Aziz Voukolos’u anma etkinlikleri

6 Şubat 2015 tarihinde Aziz Voukolos’u anma günü etkinlikleri nedeniyle Fener Rum Patriği Bartholomeos’la birlikte İzmir’i ziyaret eden, ataları Ege’den Midilli’ye göç etmiş mübadil Rumlar’la tanıştım. Aynı zamanda “SYPARKI” “Ege’de birlikte Var Olmak ve İletişim Derneği” yöneticisi olan dostlarla Basmane’de tarihi çınar ağacının altında çay içip sohbet ettik, göçlerle birlikte suyun iki yakasında kaderine terk edilen kültür varlıkları üzerine konuştuk. Aziz Voukolos Kilisesi’nin onarım öyküsünü anlattık, onlar da Midilli’deki Osmanlı eserleri konusunda deneyimlerini…

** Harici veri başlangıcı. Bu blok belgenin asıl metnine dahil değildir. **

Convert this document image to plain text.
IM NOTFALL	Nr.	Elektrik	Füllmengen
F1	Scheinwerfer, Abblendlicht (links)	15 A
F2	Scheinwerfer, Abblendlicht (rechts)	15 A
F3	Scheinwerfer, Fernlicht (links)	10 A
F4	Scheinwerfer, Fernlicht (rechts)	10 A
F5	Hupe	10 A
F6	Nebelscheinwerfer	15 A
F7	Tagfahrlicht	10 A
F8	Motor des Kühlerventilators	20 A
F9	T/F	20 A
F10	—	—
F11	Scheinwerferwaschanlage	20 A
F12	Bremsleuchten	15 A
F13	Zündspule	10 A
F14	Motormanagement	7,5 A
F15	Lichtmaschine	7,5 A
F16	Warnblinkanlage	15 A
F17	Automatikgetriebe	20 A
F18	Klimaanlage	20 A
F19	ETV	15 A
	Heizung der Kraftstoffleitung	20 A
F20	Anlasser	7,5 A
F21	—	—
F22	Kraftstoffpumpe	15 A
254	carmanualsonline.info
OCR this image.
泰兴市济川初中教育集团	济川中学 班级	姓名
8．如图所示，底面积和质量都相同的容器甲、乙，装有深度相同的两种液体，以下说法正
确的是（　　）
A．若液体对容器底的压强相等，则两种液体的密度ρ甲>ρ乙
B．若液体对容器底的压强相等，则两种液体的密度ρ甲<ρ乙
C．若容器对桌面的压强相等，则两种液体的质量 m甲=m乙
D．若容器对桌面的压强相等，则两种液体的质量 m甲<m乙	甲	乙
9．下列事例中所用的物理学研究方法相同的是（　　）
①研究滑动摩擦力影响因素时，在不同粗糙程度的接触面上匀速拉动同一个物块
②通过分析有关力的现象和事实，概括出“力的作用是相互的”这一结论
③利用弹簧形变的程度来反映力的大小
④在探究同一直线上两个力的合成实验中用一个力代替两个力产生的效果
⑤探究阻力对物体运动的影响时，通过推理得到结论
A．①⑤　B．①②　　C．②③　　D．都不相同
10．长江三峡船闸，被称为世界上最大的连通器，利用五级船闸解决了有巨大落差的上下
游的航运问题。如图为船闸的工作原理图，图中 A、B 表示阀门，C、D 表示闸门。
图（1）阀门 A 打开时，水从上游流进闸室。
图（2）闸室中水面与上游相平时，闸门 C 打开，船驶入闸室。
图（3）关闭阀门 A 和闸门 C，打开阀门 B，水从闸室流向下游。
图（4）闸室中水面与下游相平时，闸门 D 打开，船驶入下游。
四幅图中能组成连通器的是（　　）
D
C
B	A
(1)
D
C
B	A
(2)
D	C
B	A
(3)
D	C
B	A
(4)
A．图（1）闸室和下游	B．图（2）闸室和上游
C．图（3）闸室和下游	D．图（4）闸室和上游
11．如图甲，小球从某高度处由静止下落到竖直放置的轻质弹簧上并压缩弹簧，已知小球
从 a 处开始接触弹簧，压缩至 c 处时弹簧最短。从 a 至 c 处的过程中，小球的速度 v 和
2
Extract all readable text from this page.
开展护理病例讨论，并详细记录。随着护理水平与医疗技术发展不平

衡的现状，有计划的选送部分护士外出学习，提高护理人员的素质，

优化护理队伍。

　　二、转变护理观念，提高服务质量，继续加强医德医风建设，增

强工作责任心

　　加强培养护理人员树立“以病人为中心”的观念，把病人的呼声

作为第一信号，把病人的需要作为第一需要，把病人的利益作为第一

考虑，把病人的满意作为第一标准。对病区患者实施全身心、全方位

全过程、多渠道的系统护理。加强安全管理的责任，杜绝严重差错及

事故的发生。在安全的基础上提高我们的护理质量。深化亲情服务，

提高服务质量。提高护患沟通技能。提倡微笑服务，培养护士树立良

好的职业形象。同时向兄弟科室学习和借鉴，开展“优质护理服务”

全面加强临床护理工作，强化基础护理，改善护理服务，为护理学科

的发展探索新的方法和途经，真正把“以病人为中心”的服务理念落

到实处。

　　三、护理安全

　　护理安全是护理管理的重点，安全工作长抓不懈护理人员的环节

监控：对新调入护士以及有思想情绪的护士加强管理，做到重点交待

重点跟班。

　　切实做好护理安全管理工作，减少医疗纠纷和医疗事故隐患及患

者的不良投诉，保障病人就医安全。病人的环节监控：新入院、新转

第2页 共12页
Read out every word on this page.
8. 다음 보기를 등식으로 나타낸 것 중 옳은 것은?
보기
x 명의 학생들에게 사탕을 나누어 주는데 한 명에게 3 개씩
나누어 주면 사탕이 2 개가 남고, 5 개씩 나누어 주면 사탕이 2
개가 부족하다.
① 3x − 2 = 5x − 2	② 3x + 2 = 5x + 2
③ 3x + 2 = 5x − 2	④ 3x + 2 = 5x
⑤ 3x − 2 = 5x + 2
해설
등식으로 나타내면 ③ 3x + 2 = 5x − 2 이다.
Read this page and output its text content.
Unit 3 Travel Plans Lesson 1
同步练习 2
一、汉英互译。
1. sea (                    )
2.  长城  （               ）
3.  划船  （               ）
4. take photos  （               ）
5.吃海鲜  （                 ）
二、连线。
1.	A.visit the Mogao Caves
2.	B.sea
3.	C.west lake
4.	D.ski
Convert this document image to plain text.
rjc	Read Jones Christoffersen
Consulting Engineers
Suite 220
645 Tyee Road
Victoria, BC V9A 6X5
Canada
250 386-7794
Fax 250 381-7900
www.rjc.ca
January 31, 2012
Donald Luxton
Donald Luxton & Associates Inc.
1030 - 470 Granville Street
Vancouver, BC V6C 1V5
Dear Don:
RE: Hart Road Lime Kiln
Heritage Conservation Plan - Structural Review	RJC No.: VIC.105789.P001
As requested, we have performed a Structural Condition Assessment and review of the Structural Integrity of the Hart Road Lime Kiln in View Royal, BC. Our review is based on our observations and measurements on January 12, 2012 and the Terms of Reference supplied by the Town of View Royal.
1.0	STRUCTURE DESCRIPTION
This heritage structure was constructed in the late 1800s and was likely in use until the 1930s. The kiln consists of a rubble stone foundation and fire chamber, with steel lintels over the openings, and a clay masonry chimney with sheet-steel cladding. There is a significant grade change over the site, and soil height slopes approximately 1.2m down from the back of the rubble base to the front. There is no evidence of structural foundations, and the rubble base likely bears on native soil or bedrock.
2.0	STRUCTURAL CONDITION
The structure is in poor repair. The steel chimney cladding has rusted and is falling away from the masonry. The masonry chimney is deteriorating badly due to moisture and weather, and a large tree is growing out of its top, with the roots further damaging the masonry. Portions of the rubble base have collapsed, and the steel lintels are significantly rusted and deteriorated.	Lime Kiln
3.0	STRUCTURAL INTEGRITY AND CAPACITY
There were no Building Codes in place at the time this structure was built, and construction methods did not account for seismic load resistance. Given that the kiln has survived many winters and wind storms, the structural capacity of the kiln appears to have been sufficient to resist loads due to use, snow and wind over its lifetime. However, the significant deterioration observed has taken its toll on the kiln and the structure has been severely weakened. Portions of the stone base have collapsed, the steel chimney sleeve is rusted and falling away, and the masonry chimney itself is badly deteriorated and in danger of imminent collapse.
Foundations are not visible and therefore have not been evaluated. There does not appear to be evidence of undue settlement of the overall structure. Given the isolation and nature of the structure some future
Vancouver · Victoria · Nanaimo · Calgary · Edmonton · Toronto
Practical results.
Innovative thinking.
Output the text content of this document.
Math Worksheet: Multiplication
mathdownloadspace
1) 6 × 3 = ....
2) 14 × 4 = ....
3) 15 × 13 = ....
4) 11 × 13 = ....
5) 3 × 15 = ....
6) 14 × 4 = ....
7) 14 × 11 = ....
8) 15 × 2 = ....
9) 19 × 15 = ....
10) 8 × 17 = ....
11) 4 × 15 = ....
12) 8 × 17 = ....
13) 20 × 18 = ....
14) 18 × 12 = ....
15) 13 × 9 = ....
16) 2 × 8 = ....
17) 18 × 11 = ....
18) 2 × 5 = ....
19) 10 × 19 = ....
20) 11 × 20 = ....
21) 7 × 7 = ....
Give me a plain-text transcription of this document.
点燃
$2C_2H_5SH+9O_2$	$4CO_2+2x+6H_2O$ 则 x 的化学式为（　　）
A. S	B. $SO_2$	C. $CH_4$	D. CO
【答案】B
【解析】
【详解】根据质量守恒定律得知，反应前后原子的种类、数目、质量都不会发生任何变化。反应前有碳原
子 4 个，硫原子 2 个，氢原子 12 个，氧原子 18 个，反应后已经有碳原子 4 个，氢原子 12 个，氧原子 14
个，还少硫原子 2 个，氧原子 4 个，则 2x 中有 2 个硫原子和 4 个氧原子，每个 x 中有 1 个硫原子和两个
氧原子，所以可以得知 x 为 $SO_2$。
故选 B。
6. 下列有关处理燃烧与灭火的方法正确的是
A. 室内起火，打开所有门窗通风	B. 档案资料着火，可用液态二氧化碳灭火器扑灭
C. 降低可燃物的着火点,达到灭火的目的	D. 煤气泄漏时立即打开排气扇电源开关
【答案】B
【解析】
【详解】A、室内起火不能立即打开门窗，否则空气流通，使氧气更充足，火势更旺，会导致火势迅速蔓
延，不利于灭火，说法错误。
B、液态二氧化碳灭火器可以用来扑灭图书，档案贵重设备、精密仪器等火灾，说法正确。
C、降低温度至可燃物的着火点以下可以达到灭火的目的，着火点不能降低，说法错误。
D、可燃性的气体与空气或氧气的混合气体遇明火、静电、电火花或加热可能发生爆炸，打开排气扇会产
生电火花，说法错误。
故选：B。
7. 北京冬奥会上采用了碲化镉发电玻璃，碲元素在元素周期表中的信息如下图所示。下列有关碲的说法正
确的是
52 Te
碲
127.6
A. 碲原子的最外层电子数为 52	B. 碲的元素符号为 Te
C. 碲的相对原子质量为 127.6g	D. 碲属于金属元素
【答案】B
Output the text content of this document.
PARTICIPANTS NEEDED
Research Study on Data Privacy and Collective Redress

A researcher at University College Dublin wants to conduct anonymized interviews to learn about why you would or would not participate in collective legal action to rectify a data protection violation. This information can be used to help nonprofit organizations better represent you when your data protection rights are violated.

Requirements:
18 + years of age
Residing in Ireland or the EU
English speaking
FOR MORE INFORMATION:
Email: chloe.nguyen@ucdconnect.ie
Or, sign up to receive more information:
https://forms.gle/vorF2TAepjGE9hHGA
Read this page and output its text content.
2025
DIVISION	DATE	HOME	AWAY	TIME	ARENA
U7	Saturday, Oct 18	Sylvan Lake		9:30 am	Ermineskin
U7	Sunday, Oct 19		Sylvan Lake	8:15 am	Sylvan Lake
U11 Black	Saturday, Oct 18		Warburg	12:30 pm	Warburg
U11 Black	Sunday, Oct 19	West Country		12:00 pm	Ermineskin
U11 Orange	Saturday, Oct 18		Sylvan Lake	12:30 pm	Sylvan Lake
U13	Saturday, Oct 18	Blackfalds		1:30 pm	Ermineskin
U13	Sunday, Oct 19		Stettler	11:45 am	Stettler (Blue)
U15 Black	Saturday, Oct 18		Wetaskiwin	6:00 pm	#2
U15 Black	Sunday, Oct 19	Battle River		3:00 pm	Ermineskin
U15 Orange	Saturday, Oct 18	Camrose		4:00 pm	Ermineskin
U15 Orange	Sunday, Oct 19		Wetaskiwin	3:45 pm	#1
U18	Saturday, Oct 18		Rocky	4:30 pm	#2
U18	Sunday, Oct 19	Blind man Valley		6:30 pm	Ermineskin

Hatırlayalım, Kurtuluş Savaşı öncesi Anadolu’da kardeşçe yaşayan, aynı dili konuşup aynı gelenekleri paylaşan farklı dinlere mensup insanlar emperyalist oyunlarla birbirlerine düşman edilmişti. Tabii, bunun faturası ağır oldu. 30 Ocak 1923 Lozan Konferansı’ndan çıkan karar gök kubbede ve gönüllerde bomba etkisi yaparak yankılandı, karara kimse inanmak istemedi…

“Anadolulu Ortodoks Rumlar Yunanistan’a, Yunanistan’da yaşayan Müslümanlar Türkiye’ye gidecekler” emri gelince “Burası bizim vatanımız, evimizi, bağımızı, bahçemizi, mezarlarımızı kime bırakırız? Bu topraklarda doğduk, bu topraklarda ölmek isteriz” deseler de zorunlu göçe tabi oldular. Gökyüzüne, yıldızlara, bulutlara bakarak ağladılar, Türkçe, Rumca ağıtlar yaktılar…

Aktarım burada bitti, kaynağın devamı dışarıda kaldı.